La circulaire CNAF de 1984 relative aux orientations des Centres Sociaux les définit comme « un équipement à vocation familiale et pluri-générationnelle » accordant une place aux personnes retraitées au sein de l’action sociale familiale. L’agrément CAF formule cette volonté d’inscrire l’animation sociale dans des démarches d’animation locale.

Dans ce cadre, il s’agit, pour l’intervention auprès des publics retraités, de promouvoir une vie sociale « active, relationnelle et d’utilité sociale, puis des relations positives entre générations » (Colombani 2012). Malgré une orientation « famille » marquée, cette circulaire conduit les Centres Sociaux à adopter une démarche d’ouverture à toutes les générations. Elle leur confère un rôle de mise en relation de ces générations, allant au-delà de la simple mise en présence de générations différentes pour faire du lien entre les générations (voir partie II chapitre 6 – 2.3).
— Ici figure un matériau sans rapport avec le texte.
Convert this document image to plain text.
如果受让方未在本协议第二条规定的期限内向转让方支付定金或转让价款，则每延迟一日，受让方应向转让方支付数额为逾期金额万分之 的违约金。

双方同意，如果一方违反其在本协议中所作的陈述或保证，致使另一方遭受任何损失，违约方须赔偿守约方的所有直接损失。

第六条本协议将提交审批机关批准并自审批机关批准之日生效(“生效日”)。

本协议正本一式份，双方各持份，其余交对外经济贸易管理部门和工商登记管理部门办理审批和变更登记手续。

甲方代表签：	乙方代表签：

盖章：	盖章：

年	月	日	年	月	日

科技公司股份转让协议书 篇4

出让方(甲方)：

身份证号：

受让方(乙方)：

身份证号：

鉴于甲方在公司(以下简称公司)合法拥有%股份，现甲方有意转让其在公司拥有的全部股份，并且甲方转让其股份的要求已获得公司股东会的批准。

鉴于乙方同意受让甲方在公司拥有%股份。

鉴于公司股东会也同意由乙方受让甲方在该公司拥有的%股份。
Poursuivant leur ambition de « mieux vivre ensemble », les Centres Sociaux cherchent à mélanger les générations dans des activités communes. L’action n’est donc plus uniquement une transversalité des publics et des interventions (dimension illustrée par la dimension globale de l’animation), mais aussi de l’âge de ses publics, l’ouvrant aux personnes de plus de 60 ans.

Cette dimension est particulièrement mise en avant dans les années 90. Dans un contexte d’investissement important des Centres Sociaux dans des dispositifs de politiques publiques, qui développent une intervention sectorisée et spécialisée sur certains publics, l’argument de la transversalité devient un élément majeur du discours des Centres Sociaux sur leurs pratiques. Le discours sur la transversalité vient se superposer à des pratiques des publics dans les financements (voir partie I chapitre 1 – 1.1.3).

La transversalité intergénérationnelle des publics est présente tout en s’inscrivant dans une intervention sectorisée, centrée sur l’enfance ou la jeunesse. C’est ce qu’illustrent les exemples de fiches « action » issues de projets sociaux présentés dans la figure 23. Les deux actions ont pour ambition d’être intergénérationnelles et les deux ont pour public cible principal les jeunes. Le ciblage particulier de cette tranche d’âge pose d’autant plus question dans le cas de la première action qui repose sur le constat de l’importance de la population de plus de 60 ans sur le territoire.

Figure 23 : Exemples de fiche action intergénérationnelle

Sources : Espace Grain de Sel (2016); Centre Lavallois d’éducation populaire (2015)

Il faut prendre la présentation de cette action dans le contexte du Centre Social et de ces ambitions. Dans ce projet social, la dimension intergénérationnelle est traitée avec la dimension familiale dans un point nommé « Agir pour rapprocher les générations et positionner l’espace grain de sel comme un lieu

ressource pour les familles » (Espace Grain de Sel 2016, p.39). Le projet social associe clairement la dimension intergénérationnelle de l’action avec la fonction familiale. Plus encore, le développement de l’action intergénérationnel a pour but l’obtention de l’agrément collectif famille auprès de la CAF.

« Le Centre Social souhaite poursuivre en ce sens plus que jamais en donnant à ces échanges, une dimension intergénérationnelle. Il marque également sa volonté de s’ouvrir réellement aux familles en formulant pour la première fois, dans le présent projet, une demande d’agrément Animation collective Familles. » (ibid.p.39)

Le lien entre « intergénérationnel » et famille se présente de manière similaire pour la seconde fiche action où l’un des constats est l’adhésion familiale au sein du Centre Social. Dans les deux cas, la dimension intergénérationnelle des actions, la transversalité des publics, est présentée au sein de grille d’intervention sur un public sectorisé.